The morphological potential underlying Hydra morphogenesis

A remarkable hallmark of animal morphogenesis is the robust convergence of developmental processes into a stereotypic viable body plan. Hydra regeneration offers a unique experimental platform to study this phenomenon and allows us to develop a physics-based framework for this pattern formation process. Traditional models of morphogenesis emphasize biochemical patterning as a hierarchy of forward-driven processes. In this talk, I propose an expanded view, highlighting the synergistic interplay of mechanical, biochemical, and electrical dynamics as the foundation of morphogenetic robustness. Our experiments allowed us to identify and characterize the primary morphological transition during Hydra regeneration, where a tissue fragment undergoes a transformation from the incipient spherical structure to an elongated cylindrical shape — the final body form of a mature animal. Further insights come from external perturbations: applying an electric field induces stochastic morphological oscillations between spherical and cylindrical shapes. Moreover, application of a periodically modulated electric field results in morphology dynamics consistent with stochastic resonance, where the tissue’s response to perturbations peaks at an optimal noise level.

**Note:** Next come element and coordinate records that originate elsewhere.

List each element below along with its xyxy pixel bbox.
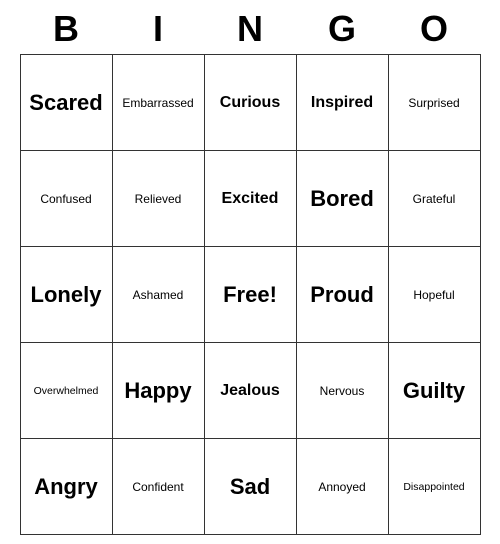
cell-0-2: Curious — [205, 55, 297, 151]
cell-text-4-3: Annoyed — [318, 480, 365, 494]
cell-text-0-0: Scared — [29, 90, 102, 116]
cell-1-4: Grateful — [389, 151, 481, 247]
cell-text-2-1: Ashamed — [133, 288, 184, 302]
letter-n: N — [204, 8, 296, 50]
cell-4-3: Annoyed — [297, 439, 389, 535]
letter-o: O — [388, 8, 480, 50]
letter-b: B — [20, 8, 112, 50]
cell-2-4: Hopeful — [389, 247, 481, 343]
cell-1-1: Relieved — [113, 151, 205, 247]
cell-3-2: Jealous — [205, 343, 297, 439]
cell-4-2: Sad — [205, 439, 297, 535]
cell-text-4-0: Angry — [34, 474, 98, 500]
bingo-grid: Scared Embarrassed Curious Inspired Surprise… — [20, 54, 481, 535]
cell-text-0-3: Inspired — [311, 94, 373, 112]
cell-1-0: Confused — [21, 151, 113, 247]
bingo-header: B I N G O — [20, 0, 480, 54]
cell-0-0: Scared — [21, 55, 113, 151]
cell-text-2-0: Lonely — [31, 282, 102, 308]
cell-0-4: Surprised — [389, 55, 481, 151]
cell-2-1: Ashamed — [113, 247, 205, 343]
cell-3-1: Happy — [113, 343, 205, 439]
cell-0-1: Embarrassed — [113, 55, 205, 151]
cell-text-1-3: Bored — [310, 186, 374, 212]
cell-text-3-3: Nervous — [320, 384, 365, 398]
cell-text-3-2: Jealous — [220, 382, 280, 400]
cell-1-3: Bored — [297, 151, 389, 247]
cell-text-1-0: Confused — [40, 192, 91, 206]
letter-i: I — [112, 8, 204, 50]
cell-4-0: Angry — [21, 439, 113, 535]
cell-text-0-4: Surprised — [408, 96, 459, 110]
cell-text-4-2: Sad — [230, 474, 270, 500]
cell-text-1-2: Excited — [222, 190, 279, 208]
cell-3-4: Guilty — [389, 343, 481, 439]
letter-g: G — [296, 8, 388, 50]
cell-text-3-1: Happy — [124, 378, 191, 404]
cell-text-3-4: Guilty — [403, 378, 465, 404]
cell-text-1-1: Relieved — [135, 192, 182, 206]
cell-4-4: Disappointed — [389, 439, 481, 535]
cell-text-2-3: Proud — [310, 282, 374, 308]
cell-3-0: Overwhelmed — [21, 343, 113, 439]
cell-2-3: Proud — [297, 247, 389, 343]
cell-4-1: Confident — [113, 439, 205, 535]
cell-text-0-1: Embarrassed — [122, 96, 193, 110]
cell-text-2-2: Free! — [223, 282, 277, 308]
cell-text-2-4: Hopeful — [413, 288, 454, 302]
cell-text-3-0: Overwhelmed — [34, 385, 99, 397]
cell-2-2: Free! — [205, 247, 297, 343]
cell-3-3: Nervous — [297, 343, 389, 439]
cell-1-2: Excited — [205, 151, 297, 247]
cell-text-0-2: Curious — [220, 94, 280, 112]
cell-2-0: Lonely — [21, 247, 113, 343]
cell-text-1-4: Grateful — [413, 192, 456, 206]
cell-text-4-1: Confident — [132, 480, 183, 494]
cell-0-3: Inspired — [297, 55, 389, 151]
cell-text-4-4: Disappointed — [403, 481, 464, 493]
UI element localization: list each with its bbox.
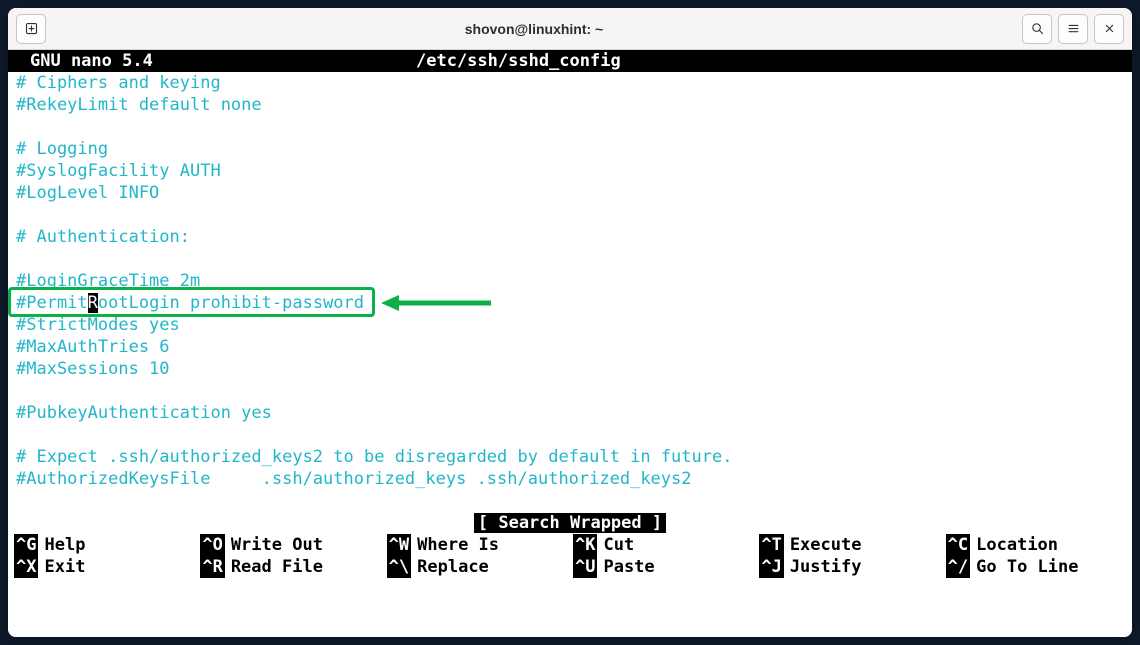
shortcut-key: ^X bbox=[14, 556, 38, 578]
nano-shortcut: ^GHelp bbox=[14, 534, 200, 556]
shortcut-label: Cut bbox=[597, 534, 634, 556]
editor-line: #LogLevel INFO bbox=[16, 182, 1132, 204]
shortcut-key: ^O bbox=[200, 534, 224, 556]
nano-shortcut: ^TExecute bbox=[759, 534, 945, 556]
nano-shortcut: ^UPaste bbox=[573, 556, 759, 578]
editor-line bbox=[16, 424, 1132, 446]
editor-line: #StrictModes yes bbox=[16, 314, 1132, 336]
shortcut-key: ^T bbox=[759, 534, 783, 556]
shortcut-label: Exit bbox=[38, 556, 85, 578]
nano-shortcut: ^KCut bbox=[573, 534, 759, 556]
nano-filename: /etc/ssh/sshd_config bbox=[416, 50, 621, 72]
editor-line: #AuthorizedKeysFile .ssh/authorized_keys… bbox=[16, 468, 1132, 490]
shortcut-label: Execute bbox=[784, 534, 862, 556]
editor-line: #LoginGraceTime 2m bbox=[16, 270, 1132, 292]
editor-line bbox=[16, 380, 1132, 402]
nano-shortcut: ^RRead File bbox=[200, 556, 386, 578]
editor-line: #MaxSessions 10 bbox=[16, 358, 1132, 380]
editor-line: # Expect .ssh/authorized_keys2 to be dis… bbox=[16, 446, 1132, 468]
editor-line bbox=[16, 490, 1132, 512]
shortcut-key: ^U bbox=[573, 556, 597, 578]
editor-content[interactable]: # Ciphers and keying#RekeyLimit default … bbox=[8, 72, 1132, 512]
shortcut-key: ^J bbox=[759, 556, 783, 578]
shortcut-label: Location bbox=[970, 534, 1058, 556]
nano-shortcut: ^\Replace bbox=[387, 556, 573, 578]
nano-shortcuts: ^GHelp^OWrite Out^WWhere Is^KCut^TExecut… bbox=[8, 534, 1132, 578]
shortcut-key: ^G bbox=[14, 534, 38, 556]
shortcut-key: ^W bbox=[387, 534, 411, 556]
shortcut-key: ^K bbox=[573, 534, 597, 556]
editor-line: # Ciphers and keying bbox=[16, 72, 1132, 94]
editor-line: # Logging bbox=[16, 138, 1132, 160]
editor-line: #PubkeyAuthentication yes bbox=[16, 402, 1132, 424]
nano-message: [ Search Wrapped ] bbox=[474, 513, 666, 533]
editor-line: #RekeyLimit default none bbox=[16, 94, 1132, 116]
editor-line bbox=[16, 248, 1132, 270]
menu-button[interactable] bbox=[1058, 14, 1088, 44]
editor-line: #PermitRootLogin prohibit-password bbox=[16, 292, 1132, 314]
shortcut-label: Replace bbox=[411, 556, 489, 578]
nano-shortcut: ^JJustify bbox=[759, 556, 945, 578]
editor-line: #MaxAuthTries 6 bbox=[16, 336, 1132, 358]
nano-shortcut: ^/Go To Line bbox=[946, 556, 1132, 578]
search-button[interactable] bbox=[1022, 14, 1052, 44]
shortcut-label: Where Is bbox=[411, 534, 499, 556]
nano-shortcut: ^OWrite Out bbox=[200, 534, 386, 556]
nano-message-bar: [ Search Wrapped ] bbox=[8, 512, 1132, 534]
shortcut-key: ^R bbox=[200, 556, 224, 578]
shortcut-label: Read File bbox=[225, 556, 323, 578]
shortcut-key: ^/ bbox=[946, 556, 970, 578]
editor-line: # Authentication: bbox=[16, 226, 1132, 248]
shortcut-key: ^\ bbox=[387, 556, 411, 578]
nano-status-bar: GNU nano 5.4 /etc/ssh/sshd_config bbox=[8, 50, 1132, 72]
close-button[interactable] bbox=[1094, 14, 1124, 44]
nano-shortcut: ^XExit bbox=[14, 556, 200, 578]
shortcut-label: Help bbox=[38, 534, 85, 556]
editor-line bbox=[16, 204, 1132, 226]
shortcut-label: Paste bbox=[597, 556, 654, 578]
editor-line: #SyslogFacility AUTH bbox=[16, 160, 1132, 182]
nano-app-label: GNU nano 5.4 bbox=[16, 50, 416, 72]
nano-shortcut: ^CLocation bbox=[946, 534, 1132, 556]
shortcut-label: Go To Line bbox=[970, 556, 1078, 578]
nano-shortcut: ^WWhere Is bbox=[387, 534, 573, 556]
editor-line bbox=[16, 116, 1132, 138]
new-tab-button[interactable] bbox=[16, 14, 46, 44]
shortcut-label: Justify bbox=[784, 556, 862, 578]
terminal-content[interactable]: GNU nano 5.4 /etc/ssh/sshd_config # Ciph… bbox=[8, 50, 1132, 637]
window-titlebar: shovon@linuxhint: ~ bbox=[8, 8, 1132, 50]
shortcut-label: Write Out bbox=[225, 534, 323, 556]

I will present a physical framework that conceptualizes morphogenesis as a self-organization process governed by a "morphological potential." This approach incorporates principles from fundamental physics, including noise-driven symmetry breaking and phase transitions, which have successfully explained pattern formation in non-living systems. Specifically, it will be demonstrated that the primary morphological transition is driven by spatial fluctuations of calcium (Ca²⁺) within the tissue, coupled with its local curvature. A field-theoretic model based on this insight, interprets the morphological transition as an activation over a barrier, akin to a first-order phase transition. These findings demonstrate the significant role of noise as an activator of morphogenesis, challenging conventional models and suggesting that morphogenesis is not merely biochemical but an emergent process shaped by multiple interacting physical forces. This perspective provides a fresh view of morphogenesis, offering a framework distinct from Turing-like mechanisms, emphasizing the morphological potential as a key organizing principle.